Coal-to-diesel fuels possible progress: Company looks at McCracken County as potential replacement for $3 billion Cairo plant plan


(Paducah Sun, The (KY) (KRT) Via Acquire Media NewsEdge) Jun. 4--The company that proposed a $3 billion coal-to-diesel plant in Cairo, Ill., last year has filed an application with the Kentucky Economic Development Cabinet seeking incentives for an undisclosed project in McCracken County.



Clean Coal Power Resources of Louisville announced plans last year to buy the Cairo Regional Airport and build a plant that would create more than 2,000 jobs.

The Cairo project has been abandoned because the Federal Aviation Administration would not allow the sale of the land because funds were not raised to build a new airport elsewhere, according to Bill Capie, who was Clean Coal's spokesman for the project, and Jack Guetterman, member of the Cairo Airport board. Capie is no longer affiliated with the company.


Capie and Guetterman said they understand Clean Coal is now considering a location near Paducah. The Economic Development Cabinet said details of Clean Coal's incentive application are confidential until the incentives are approved. Officials of Clean Coal would not comment.

If the coal-to-diesel plant is built in McCracken County, it would be the largest single private development project ever in Kentucky.

The plans in Cairo were for the plant to eventually have a capacity to produce 100,000 barrels of diesel fuel per day. It would use thousands of tons of coal from western Kentucky and southern Illinois in a conversion process known as Fischer-Tropsch, which was developed in Germany in 1923.

After the Cairo project became public last year, company officials warned that the project depended on finding partners, customers for the diesel fuel, and clearing state and federal environmental hurdles to obtain construction and operating permits. Permitting could take a year or more.
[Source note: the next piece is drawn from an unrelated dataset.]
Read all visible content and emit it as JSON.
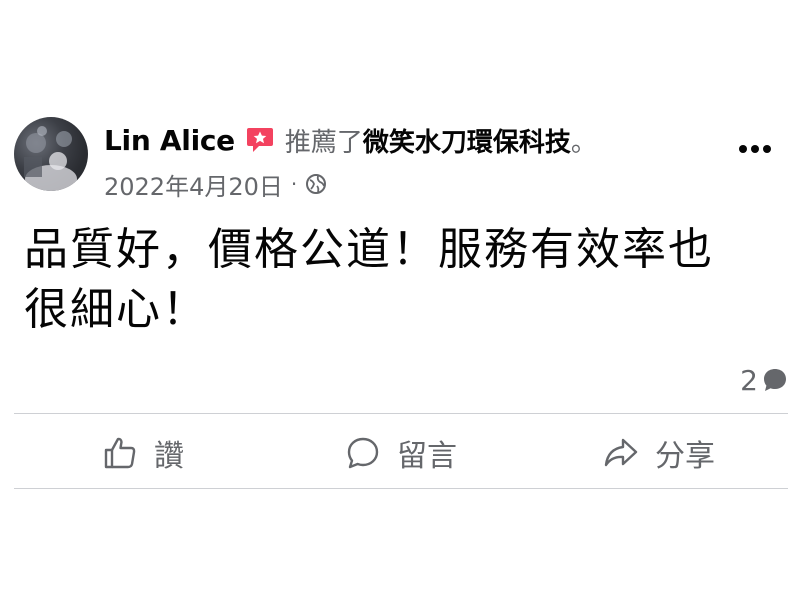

Officials also said that up to 2,000 construction workers would be employed and that it would take up to three years to construct. The plant also would attract other businesses, creating hundreds of additional jobs.
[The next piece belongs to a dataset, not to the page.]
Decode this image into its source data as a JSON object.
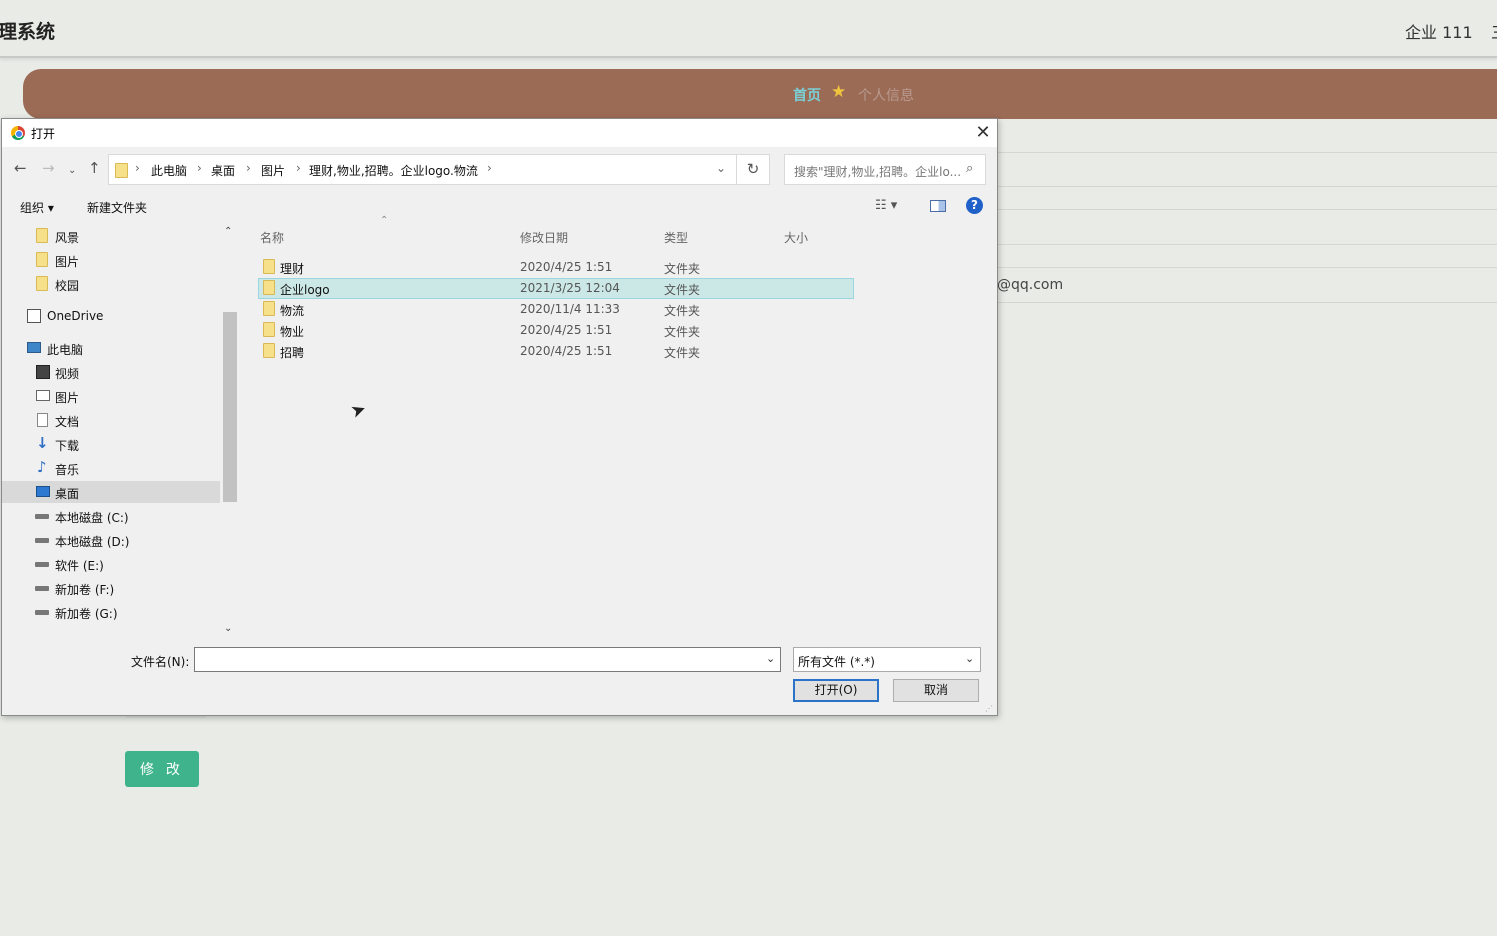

Clean Coal Power Resources said it picked Cairo because it was close to coal fields, along a major inland waterway, along major rail lines, close to an interstate and had access to utilities. Those same assets are available at the McCracken County site. However, the company also is considering sites in other states.

Guetterman said he understands the proposed site is across the Ohio River from Metropolis, Ill., which is where the 1,780-acre Riverport West in western McCracken County is located. That land is owned and controlled by the Greater Paducah Economic Development Corp.

Company officials would not comment on their latest plan. Mayor Bill Paxton and GPEDC officials also declined comment, saying that premature acknowledgment of any economic development project could cause it to be canceled. They also said they didn't want to raise false hopes on any project before developers are ready to make a formal announcement.

The state Economic Development Cabinet said it didn't know when the incentive application for Clean Coal would be considered by the Kentucky Industrial Development Finance Authority board.

City and county officials have been saying for several months that they were working on a major economic development project. However, they have declined to give details.

Gov. Steve Beshear, during a visit to Paducah in March, was briefed on the project in a private meeting with Paxton, Judge-Executive Van Newberry, GPEDC Chairman Rex Smith and GPEDC recruiter Wayne Sterling.

The governor said he was committed to helping GPEDC in its recruitment effort. "The governor ought to be personally involved in recruitment because so much of the success in economic development depends on personal relationships," Beshear said at the time. "Having the governor directly involved should be a major plus."

Paxton and Newberry also met with the governor last week, and local economic development officials were in Frankfort on Tuesday to meet with top officials of the economic development cabinet.